The main source of imagery and exploration of self in “Identity” comes from the extended botanical metaphors that Noboa Polanco employs. Though the speaker never makes the comparison directly, only referring to the group as “them” (Line 1), it is inferred by the speaker’s use of “I” when referring to the weeds that each type of plant is a metaphor for a kind of human life. In these cases, the groups are the metaphor’s tenors, and the flower and weeds are the vehicles.

As in Noboa Polanco’s poem, extended metaphors often explore many shared qualities between their vehicle and tenor. Due to their depth, these comparisons can sometimes seem like personification. However, a careful reading of Noboa Polanco’s work shows that the extended metaphor only works one way. The groups are compared to types of plants, but the plants never take on human qualities.

Anaphora

The repeated phrase “I’d rather be” in Lines 4, 12, 18, and 22 almost act as a structural principle of “Identity.” Anaphora is a term that is used to describe when a poet repeats a word or expression at the beginning of multiple lines for a poetic or rhetorical effect.

Structurally, the phrase “I’d rather be” acts as a pivot point, informing the listener that the speaker is no longer talking about flowers but about themselves and their selected group—the weeds.
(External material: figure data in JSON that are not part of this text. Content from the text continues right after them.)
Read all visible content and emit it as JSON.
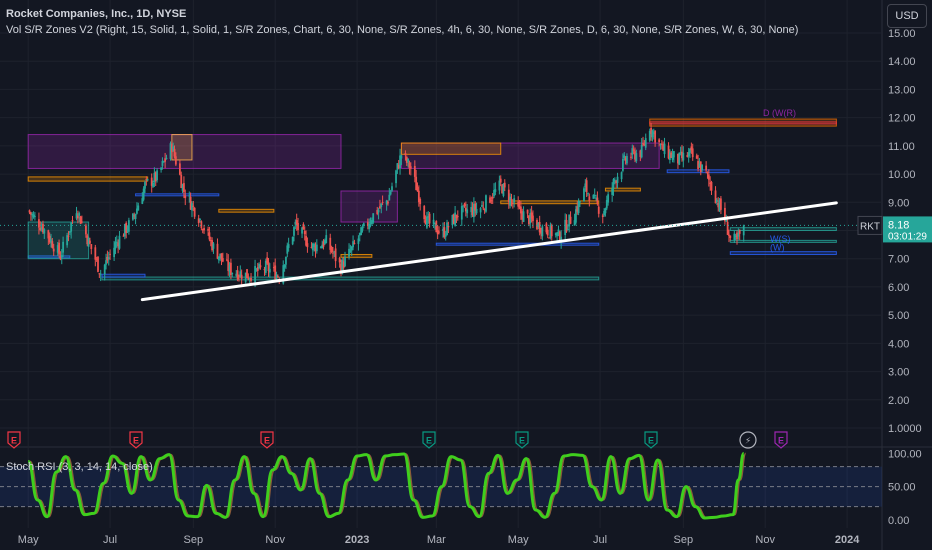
{
  "header": {
    "title": "Rocket Companies, Inc., 1D, NYSE",
    "indicator": "Vol S/R Zones V2 (Right, 15, Solid, 1, Solid, 1, S/R Zones, Chart, 6, 30, None, S/R Zones, 4h, 6, 30, None, S/R Zones, D, 6, 30, None, S/R Zones, W, 6, 30, None)",
    "currency_button": "USD"
  },
  "price_badge": {
    "symbol": "RKT",
    "price": "8.18",
    "countdown": "03:01:29"
  },
  "zone_labels": [
    "D (W(R)",
    "W(S)",
    "(W)"
  ],
  "event_markers": [
    "E",
    "E",
    "E",
    "E",
    "E",
    "E",
    "⚡",
    "E"
  ],
  "stoch_label": "Stoch RSI (3, 3, 14, 14, close)",
  "colors": {
    "up": "#26a69a",
    "down": "#ef5350",
    "trendline": "#ffffff",
    "stoch": "#3fcf1d",
    "earnings": "#f23645",
    "earnings_future": "#089981"
  },
  "chart_data": [
    {
      "type": "candlestick",
      "symbol": "RKT",
      "interval": "1D",
      "x_ticks": [
        "May",
        "Jul",
        "Sep",
        "Nov",
        "2023",
        "Mar",
        "May",
        "Jul",
        "Sep",
        "Nov",
        "2024"
      ],
      "y_ticks": [
        "15.00",
        "14.00",
        "13.00",
        "12.00",
        "11.00",
        "10.00",
        "9.00",
        "8.00",
        "7.00",
        "6.00",
        "5.00",
        "4.00",
        "3.00",
        "2.00",
        "1.0000"
      ],
      "ylim": [
        0.8,
        15.3
      ],
      "close_path": [
        [
          "2022-05-01",
          8.7
        ],
        [
          "2022-05-12",
          8.1
        ],
        [
          "2022-05-25",
          7.1
        ],
        [
          "2022-06-06",
          8.8
        ],
        [
          "2022-06-15",
          7.6
        ],
        [
          "2022-06-24",
          6.5
        ],
        [
          "2022-07-06",
          7.6
        ],
        [
          "2022-07-18",
          8.4
        ],
        [
          "2022-07-27",
          9.6
        ],
        [
          "2022-08-05",
          9.9
        ],
        [
          "2022-08-16",
          11.0
        ],
        [
          "2022-08-25",
          9.4
        ],
        [
          "2022-09-06",
          8.4
        ],
        [
          "2022-09-16",
          7.4
        ],
        [
          "2022-09-28",
          6.6
        ],
        [
          "2022-10-12",
          6.4
        ],
        [
          "2022-10-25",
          6.7
        ],
        [
          "2022-11-04",
          6.4
        ],
        [
          "2022-11-16",
          8.2
        ],
        [
          "2022-11-28",
          7.4
        ],
        [
          "2022-12-09",
          7.6
        ],
        [
          "2022-12-20",
          6.7
        ],
        [
          "2023-01-03",
          7.8
        ],
        [
          "2023-01-12",
          8.5
        ],
        [
          "2023-01-24",
          9.1
        ],
        [
          "2023-02-03",
          10.7
        ],
        [
          "2023-02-10",
          10.2
        ],
        [
          "2023-02-22",
          8.3
        ],
        [
          "2023-03-06",
          7.9
        ],
        [
          "2023-03-17",
          8.6
        ],
        [
          "2023-04-03",
          8.8
        ],
        [
          "2023-04-18",
          9.6
        ],
        [
          "2023-05-01",
          8.7
        ],
        [
          "2023-05-15",
          8.2
        ],
        [
          "2023-05-31",
          7.8
        ],
        [
          "2023-06-12",
          8.6
        ],
        [
          "2023-06-20",
          9.5
        ],
        [
          "2023-07-03",
          8.6
        ],
        [
          "2023-07-12",
          9.8
        ],
        [
          "2023-07-21",
          10.6
        ],
        [
          "2023-08-01",
          10.8
        ],
        [
          "2023-08-07",
          11.7
        ],
        [
          "2023-08-16",
          10.9
        ],
        [
          "2023-08-28",
          10.5
        ],
        [
          "2023-09-06",
          10.7
        ],
        [
          "2023-09-18",
          10.0
        ],
        [
          "2023-10-02",
          8.4
        ],
        [
          "2023-10-06",
          7.7
        ],
        [
          "2023-10-11",
          7.6
        ],
        [
          "2023-10-16",
          8.18
        ]
      ],
      "last": 8.18,
      "trendline": [
        [
          "2022-07-25",
          5.55
        ],
        [
          "2023-12-24",
          8.98
        ]
      ],
      "zones": [
        {
          "y": [
            11.7,
            11.95
          ],
          "from": "2023-08-07",
          "to": "2023-12-24",
          "color": "#ef6c00"
        },
        {
          "y": [
            11.8,
            11.85
          ],
          "from": "2023-08-07",
          "to": "2023-12-24",
          "color": "#f23645"
        },
        {
          "y": [
            10.2,
            11.4
          ],
          "from": "2022-05-01",
          "to": "2022-12-20",
          "color": "#9c27b0"
        },
        {
          "y": [
            10.5,
            11.4
          ],
          "from": "2022-08-16",
          "to": "2022-08-31",
          "color": "#ffb74d"
        },
        {
          "y": [
            10.2,
            11.1
          ],
          "from": "2023-02-03",
          "to": "2023-08-14",
          "color": "#9c27b0"
        },
        {
          "y": [
            10.7,
            11.1
          ],
          "from": "2023-02-03",
          "to": "2023-04-18",
          "color": "#ff9800"
        },
        {
          "y": [
            9.75,
            9.9
          ],
          "from": "2022-05-01",
          "to": "2022-07-29",
          "color": "#ff9800"
        },
        {
          "y": [
            9.25,
            9.3
          ],
          "from": "2022-07-20",
          "to": "2022-09-20",
          "color": "#2962ff"
        },
        {
          "y": [
            8.3,
            9.4
          ],
          "from": "2022-12-20",
          "to": "2023-01-31",
          "color": "#9c27b0"
        },
        {
          "y": [
            8.95,
            9.05
          ],
          "from": "2023-04-18",
          "to": "2023-06-30",
          "color": "#ff9800"
        },
        {
          "y": [
            8.65,
            8.75
          ],
          "from": "2022-09-20",
          "to": "2022-10-31",
          "color": "#ff9800"
        },
        {
          "y": [
            7.5,
            7.55
          ],
          "from": "2023-03-01",
          "to": "2023-06-30",
          "color": "#2962ff"
        },
        {
          "y": [
            7.05,
            7.1
          ],
          "from": "2022-05-01",
          "to": "2022-06-01",
          "color": "#2962ff"
        },
        {
          "y": [
            7.0,
            8.3
          ],
          "from": "2022-05-01",
          "to": "2022-06-15",
          "color": "#26a69a"
        },
        {
          "y": [
            6.25,
            6.35
          ],
          "from": "2022-06-25",
          "to": "2023-06-30",
          "color": "#26a69a"
        },
        {
          "y": [
            6.35,
            6.45
          ],
          "from": "2022-06-25",
          "to": "2022-07-27",
          "color": "#2962ff"
        },
        {
          "y": [
            7.05,
            7.15
          ],
          "from": "2022-12-20",
          "to": "2023-01-12",
          "color": "#ff9800"
        },
        {
          "y": [
            10.05,
            10.15
          ],
          "from": "2023-08-20",
          "to": "2023-10-05",
          "color": "#2962ff"
        },
        {
          "y": [
            9.4,
            9.5
          ],
          "from": "2023-07-05",
          "to": "2023-07-31",
          "color": "#ff9800"
        },
        {
          "y": [
            8.0,
            8.1
          ],
          "from": "2023-10-06",
          "to": "2023-12-24",
          "color": "#26a69a"
        },
        {
          "y": [
            7.15,
            7.25
          ],
          "from": "2023-10-06",
          "to": "2023-12-24",
          "color": "#2962ff"
        },
        {
          "y": [
            7.6,
            7.65
          ],
          "from": "2023-10-06",
          "to": "2023-12-24",
          "color": "#26a69a"
        }
      ]
    },
    {
      "type": "line",
      "name": "Stoch RSI (3, 3, 14, 14, close)",
      "y_ticks": [
        "100.00",
        "50.00",
        "0.00"
      ],
      "ylim": [
        -5,
        108
      ],
      "bands": [
        80,
        50,
        20
      ],
      "k_path": [
        [
          "2022-05-01",
          88
        ],
        [
          "2022-05-08",
          30
        ],
        [
          "2022-05-15",
          5
        ],
        [
          "2022-05-22",
          72
        ],
        [
          "2022-05-29",
          95
        ],
        [
          "2022-06-05",
          45
        ],
        [
          "2022-06-12",
          8
        ],
        [
          "2022-06-19",
          10
        ],
        [
          "2022-06-26",
          55
        ],
        [
          "2022-07-03",
          96
        ],
        [
          "2022-07-10",
          85
        ],
        [
          "2022-07-17",
          40
        ],
        [
          "2022-07-24",
          95
        ],
        [
          "2022-07-31",
          60
        ],
        [
          "2022-08-07",
          92
        ],
        [
          "2022-08-14",
          98
        ],
        [
          "2022-08-21",
          30
        ],
        [
          "2022-08-28",
          6
        ],
        [
          "2022-09-04",
          5
        ],
        [
          "2022-09-11",
          52
        ],
        [
          "2022-09-18",
          10
        ],
        [
          "2022-09-25",
          4
        ],
        [
          "2022-10-02",
          60
        ],
        [
          "2022-10-09",
          95
        ],
        [
          "2022-10-16",
          40
        ],
        [
          "2022-10-23",
          5
        ],
        [
          "2022-10-30",
          75
        ],
        [
          "2022-11-06",
          95
        ],
        [
          "2022-11-13",
          70
        ],
        [
          "2022-11-20",
          45
        ],
        [
          "2022-11-27",
          92
        ],
        [
          "2022-12-04",
          40
        ],
        [
          "2022-12-11",
          5
        ],
        [
          "2022-12-18",
          10
        ],
        [
          "2022-12-25",
          60
        ],
        [
          "2023-01-01",
          96
        ],
        [
          "2023-01-08",
          98
        ],
        [
          "2023-01-15",
          60
        ],
        [
          "2023-01-22",
          96
        ],
        [
          "2023-01-29",
          98
        ],
        [
          "2023-02-05",
          99
        ],
        [
          "2023-02-12",
          30
        ],
        [
          "2023-02-19",
          4
        ],
        [
          "2023-02-26",
          6
        ],
        [
          "2023-03-05",
          50
        ],
        [
          "2023-03-12",
          95
        ],
        [
          "2023-03-19",
          90
        ],
        [
          "2023-03-26",
          20
        ],
        [
          "2023-04-02",
          5
        ],
        [
          "2023-04-09",
          70
        ],
        [
          "2023-04-16",
          97
        ],
        [
          "2023-04-23",
          40
        ],
        [
          "2023-04-30",
          60
        ],
        [
          "2023-05-07",
          92
        ],
        [
          "2023-05-14",
          15
        ],
        [
          "2023-05-21",
          4
        ],
        [
          "2023-05-28",
          40
        ],
        [
          "2023-06-04",
          96
        ],
        [
          "2023-06-11",
          98
        ],
        [
          "2023-06-18",
          97
        ],
        [
          "2023-06-25",
          50
        ],
        [
          "2023-07-02",
          30
        ],
        [
          "2023-07-09",
          95
        ],
        [
          "2023-07-16",
          40
        ],
        [
          "2023-07-23",
          92
        ],
        [
          "2023-07-30",
          97
        ],
        [
          "2023-08-06",
          30
        ],
        [
          "2023-08-13",
          90
        ],
        [
          "2023-08-20",
          15
        ],
        [
          "2023-08-27",
          5
        ],
        [
          "2023-09-03",
          50
        ],
        [
          "2023-09-10",
          20
        ],
        [
          "2023-09-17",
          3
        ],
        [
          "2023-09-24",
          4
        ],
        [
          "2023-10-01",
          6
        ],
        [
          "2023-10-08",
          8
        ],
        [
          "2023-10-12",
          60
        ],
        [
          "2023-10-16",
          100
        ]
      ]
    }
  ]
}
The choice of these particular words to introduce the weeds also works to set them up as preferable to flowers. It also ensures that the listener takes the weeds as a serious alternative to flowers. If the speaker would rather be a weed, there must be some appeal. Therefore, the repeated phrase primes the reader to focus on the benefits of the weeds. The repetition also works as incantation in a sense, placing a sense of importance due to the chantlike nature of the repeated phrase.